Baggage Great Knarloc
- 2 Great Knarlocs
- 5 Goads
= 100 pts.

*Elite*

Stalker Kindred
- 1 Shaper, Eviscerator
- 9 Kroot
- Hyperactive Nymune Organ
- Ambush
= 205 pts.

Stalker Kindred
- 1 Shaper, Eviscerator
- 9 Kroot
- Hyperactive Nymune Organ
- Ambush
= 205 pts.

*Fast Attack*
Kroot Hound Pack
- 1 Shaper, Eviscerator, Hyperactive Nymune Organ
- 9 Kroot, Hyperactive Nymune Organ
- 20 Hounds
= 240 pts. (This squad goes with the Master Shaper)

Knarloc Riders
- 6 Knarlocs
= 180 pts. (This squad goes with the Prey Shaper)

*Heavy Support*

Greater Knarloc Pack
- 3 Greater Knarlocs
- Great*er* Knarlocs
= 240 pts.


Total: 1997 pts.

Basically, my strategy is to infiltrate as close to the enemy as possible, and charge foward with my Master Shaper (large squad size makes for effective multi-assaults), Greater Knarlocs, and Baggage Knarlocs. The stalker Kindred will apear via Ambush, and fleet towards the nearest vehicle or squad to destroy.
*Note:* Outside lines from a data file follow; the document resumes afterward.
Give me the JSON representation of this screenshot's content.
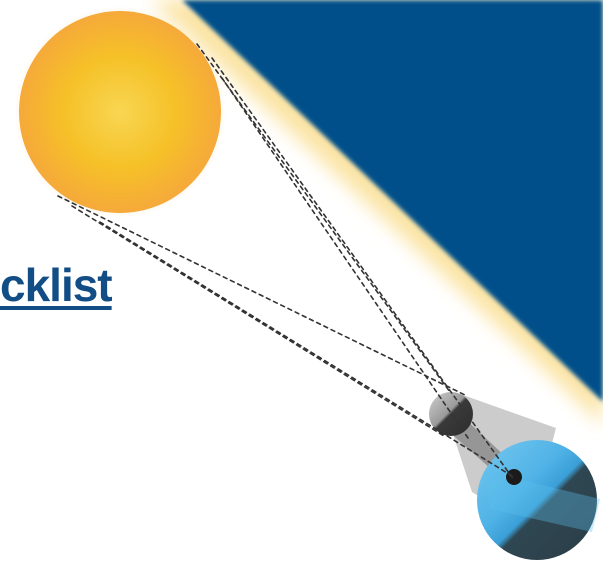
{
  "heading": {
    "text": "cklist"
  },
  "colors": {
    "sky": "#044f8a",
    "sun_core": "#f6c92c",
    "sun_edge": "#f6b33c",
    "sun_glow": "#fde9b0",
    "heading": "#124d86",
    "moon_light": "#b8b8b8",
    "moon_dark": "#3b3b3b",
    "earth_day": "#5ab7e8",
    "earth_night": "#2e4450",
    "umbra": "#1b1b1b",
    "guide_lines": "#333333"
  },
  "diagram": {
    "bodies": [
      "sun",
      "moon",
      "earth"
    ],
    "shadow_cones": [
      "penumbra",
      "umbra"
    ],
    "guide_line_style": "dashed"
  }
}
The Carnivore Kindred will grab objectives and lay down a hail of fire, possibly getting into close combat if necessary.

I'm not taking any Signature Evolutionary Adaptations because I would prefer quantity over quality, and if I go up against MEQ with T4 Kroot, then it'll end up being a waste of points anyway.

Thanks in advance!
DH


----------